Meme – Adaptive Action
The second key capability of an Innovation Team is Adaptive Action.
Ground breaking enterprise innovations are notoriously difficult to deliver. The failure rate for complex original projects delivered in chaotic environments is depressingly high. Adaptive Action can be used to augment traditional project management techniques to increase the ability of teams to deliver original new ideas.
The tenets of planning and control that underlie Traditional Project management rely heavily on assumptions that:
- Tasks can be defined in advance and will remain relatively stable over the project life
- Scope and complexity can be bounded. Out of bound items won’t impact success.
- Risks can be defined in advance and proactively managed.
These assumptions have limited validity for projects which track closely to the status quo … enhancements or deployments of standardized business solutions. They break down badly when projects are original, cross enterprise, and chaotic.
Risk management and control cannot entirely rely on up front planning and control. There must also be a capability to adapt to newly discovered issues, new insights, and changes in scope, design and implementation.
This “Adaptive” capability requires specific support in the team design:
Action Heroes – a role outside project management with the responsibility to drive adaptive responses to problems
Cross Project Problem Solvers – resources (potentially including the Business Innovation Architect) who are available to analyze and respond to unexpected problems. A key aspect of this role is assuring that fixes and changes provide a workable solution across the entire application.

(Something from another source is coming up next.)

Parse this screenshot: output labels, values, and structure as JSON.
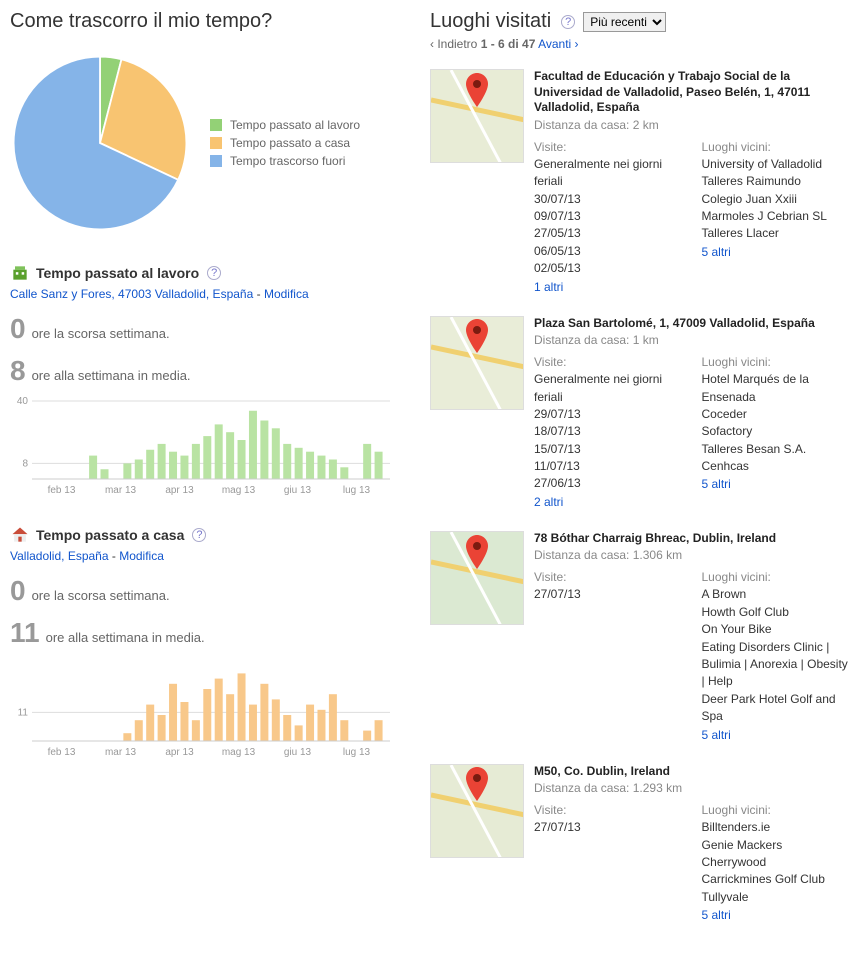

In addition, the culture of team leadership must view the use of agile “Adaption” as a valid response to program issues. The practice of punishing changes as violations of plan is counter productive when change is an inevitable part of the project execution.
Embrace the reality of chaos. Learn to effectively adapt to new information, changes in design, and unexpected challenges.
- Who on the team is responsible for identifying gaps that no one is addressing?
- Who on the team solves unexpected problems?
- Who on the team makes sure that evolving designs and implementation choices are consistent and support the ultimate program goals?
- Who can cross program boundaries and get action?
- Who has responsibility for making sure the project delivers its promised business value?
- Who can throw out obsolete project plan assumptions?